The MSM is convinced that Barack Obama “solved” his Reverend Jeremiah Wright problem and that his lead in the pledged delegate count, coupled with the failures of Michigan and Florida to agree on re-vote procedures, have doomed Hillary Clinton’s chances for the nomination. But there are weeks of primary races yet to go and all the decisive superdelegates have yet to commit to a candidate. So, although the MSM is ready to write her epitaph, Clinton still has an opportunity to halt the Obama coronation. How?
Her main task is to force regular primary voters and superdelegates to consider what would befall the Democrats if Obama can carry, at most, 30% of the white vote in the general election. That was roughly his total in Ohio and Texas (among Democratic primary voters) before the Wright revelations. In large measure she can accomplish this by an overpowering victory in Pennsylvania and by driving his vote among white, working-class voters downward. Hence, we saw junkyard dog Bill Clinton muse that a Clinton-McCain race would see two candidates that “love their country.” This is a swipe at Obama’s patriotism aimed squarely at those working class voters who don’t much appreciate Michelle Obama’s lack of pride in her country or Obama’s disparagement of Americans who wear a flag label pin.
Clinton would also do well to respond to Obama’s successful countercharge that her “experience,” especially in foreign affairs, is negligible. (The release of the White House schedules, as one might expect, did not show her to be in the Situation Room or negotiating with foreign leaders.) She might start by explaining what she learned (e.g. the necessity of using force at times, for example in Bosnia) rather than fabricating what she did. There is something to be said for observing firsthand the realities of threats to America. Her mistake was to pad her résumé.

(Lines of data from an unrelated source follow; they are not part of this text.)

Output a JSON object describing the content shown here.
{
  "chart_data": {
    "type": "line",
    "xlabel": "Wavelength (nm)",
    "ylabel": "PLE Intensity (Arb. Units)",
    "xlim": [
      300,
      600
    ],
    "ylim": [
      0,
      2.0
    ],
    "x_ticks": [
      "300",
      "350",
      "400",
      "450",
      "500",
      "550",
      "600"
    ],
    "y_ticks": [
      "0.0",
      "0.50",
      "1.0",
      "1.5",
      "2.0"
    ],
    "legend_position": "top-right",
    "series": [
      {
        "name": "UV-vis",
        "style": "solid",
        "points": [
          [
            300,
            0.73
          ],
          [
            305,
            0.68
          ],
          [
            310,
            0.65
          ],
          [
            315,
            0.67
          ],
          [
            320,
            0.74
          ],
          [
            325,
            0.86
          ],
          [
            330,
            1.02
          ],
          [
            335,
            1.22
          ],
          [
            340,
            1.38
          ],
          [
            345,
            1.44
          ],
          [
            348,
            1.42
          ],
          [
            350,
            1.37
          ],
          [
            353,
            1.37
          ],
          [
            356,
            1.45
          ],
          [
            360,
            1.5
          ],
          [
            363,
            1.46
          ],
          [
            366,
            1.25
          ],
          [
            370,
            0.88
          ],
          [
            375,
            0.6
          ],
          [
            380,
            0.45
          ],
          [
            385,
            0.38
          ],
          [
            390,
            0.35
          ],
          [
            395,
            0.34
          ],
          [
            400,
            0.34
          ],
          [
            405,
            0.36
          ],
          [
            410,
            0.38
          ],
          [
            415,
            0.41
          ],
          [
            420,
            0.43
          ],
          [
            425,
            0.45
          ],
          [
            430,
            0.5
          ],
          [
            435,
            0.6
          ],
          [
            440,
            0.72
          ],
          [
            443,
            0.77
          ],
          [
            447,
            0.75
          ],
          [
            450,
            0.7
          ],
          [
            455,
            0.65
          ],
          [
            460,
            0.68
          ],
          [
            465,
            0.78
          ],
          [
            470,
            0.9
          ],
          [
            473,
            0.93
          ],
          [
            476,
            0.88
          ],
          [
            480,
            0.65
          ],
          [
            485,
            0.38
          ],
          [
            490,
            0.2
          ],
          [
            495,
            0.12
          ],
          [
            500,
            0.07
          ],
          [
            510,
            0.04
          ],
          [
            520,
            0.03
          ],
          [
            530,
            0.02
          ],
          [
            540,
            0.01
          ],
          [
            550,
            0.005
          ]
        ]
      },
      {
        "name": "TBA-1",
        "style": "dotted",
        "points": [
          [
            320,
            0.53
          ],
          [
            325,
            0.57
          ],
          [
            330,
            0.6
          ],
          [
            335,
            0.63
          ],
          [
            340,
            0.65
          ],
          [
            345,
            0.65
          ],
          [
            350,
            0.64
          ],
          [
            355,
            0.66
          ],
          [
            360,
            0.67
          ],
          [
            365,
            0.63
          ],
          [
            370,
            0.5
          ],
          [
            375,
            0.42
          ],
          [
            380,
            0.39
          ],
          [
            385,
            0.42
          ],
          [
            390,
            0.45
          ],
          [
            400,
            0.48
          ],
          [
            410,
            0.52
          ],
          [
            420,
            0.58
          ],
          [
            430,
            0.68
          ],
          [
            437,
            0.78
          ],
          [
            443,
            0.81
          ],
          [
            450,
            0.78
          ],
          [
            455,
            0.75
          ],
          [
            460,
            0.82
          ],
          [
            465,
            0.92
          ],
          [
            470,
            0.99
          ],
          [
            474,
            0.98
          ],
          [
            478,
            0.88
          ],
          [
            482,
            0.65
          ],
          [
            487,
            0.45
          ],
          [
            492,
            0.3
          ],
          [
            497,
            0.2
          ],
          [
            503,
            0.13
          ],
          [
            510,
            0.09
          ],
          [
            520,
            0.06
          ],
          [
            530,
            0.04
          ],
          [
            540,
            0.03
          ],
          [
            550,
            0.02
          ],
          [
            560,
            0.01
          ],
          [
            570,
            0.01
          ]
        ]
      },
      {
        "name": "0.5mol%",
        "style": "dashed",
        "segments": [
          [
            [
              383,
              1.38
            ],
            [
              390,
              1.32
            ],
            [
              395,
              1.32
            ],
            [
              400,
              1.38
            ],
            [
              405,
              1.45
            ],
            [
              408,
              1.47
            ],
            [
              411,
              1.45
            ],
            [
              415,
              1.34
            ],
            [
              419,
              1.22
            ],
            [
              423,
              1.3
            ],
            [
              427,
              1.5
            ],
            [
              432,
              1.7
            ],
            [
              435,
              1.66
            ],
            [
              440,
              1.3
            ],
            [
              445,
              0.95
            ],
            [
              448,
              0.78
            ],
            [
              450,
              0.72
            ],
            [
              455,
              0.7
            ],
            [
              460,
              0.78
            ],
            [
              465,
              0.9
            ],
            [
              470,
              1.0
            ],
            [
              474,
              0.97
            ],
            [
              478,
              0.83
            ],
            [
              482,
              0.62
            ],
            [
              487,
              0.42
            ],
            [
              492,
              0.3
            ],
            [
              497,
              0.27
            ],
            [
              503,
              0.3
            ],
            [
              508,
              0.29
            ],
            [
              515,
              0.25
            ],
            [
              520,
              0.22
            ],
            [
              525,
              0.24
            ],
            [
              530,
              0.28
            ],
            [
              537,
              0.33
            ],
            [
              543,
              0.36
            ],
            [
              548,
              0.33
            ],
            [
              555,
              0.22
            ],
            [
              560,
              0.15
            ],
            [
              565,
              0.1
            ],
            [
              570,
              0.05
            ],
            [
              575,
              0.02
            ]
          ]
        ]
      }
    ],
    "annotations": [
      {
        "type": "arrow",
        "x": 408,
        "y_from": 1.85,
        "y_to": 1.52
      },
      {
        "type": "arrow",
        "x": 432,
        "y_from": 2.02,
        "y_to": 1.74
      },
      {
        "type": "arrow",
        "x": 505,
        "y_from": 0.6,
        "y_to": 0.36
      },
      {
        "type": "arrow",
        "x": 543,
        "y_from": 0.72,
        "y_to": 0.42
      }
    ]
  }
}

Clinton might also seek to address the perception (deserved) that she surrounds herself with incompetent and mean-spirited flunkies whom she cannot manage. What to do? A thorough housecleaning of her campaign staff and a dismissal of the hapless Mark Penn might help.
Finally, Clinton might further deflate the Obama balloon by questioning his political courage. (The netroots are already miffed that he voted to continue Iraq war funding despite his stated misgivings about the war.) She has already planted the seeds: What about all those “present” votes in the Illinois state senate? Rather than criticize his speeches as empty rhetoric, Clinton would do better to characterize them as a poor substitute for courageous stands and a proven track record of bucking the status quo. That line has the advantage of provoking worries among the Democratic base (is he really going to stand up to Republicans and fight for the our agenda?) and suggesting to independents (who might be decisive in the remaining open primaries) that Obama is a follower, not a brave maverick.
At the very least, some of these steps might slow down the media rush to crown Obama.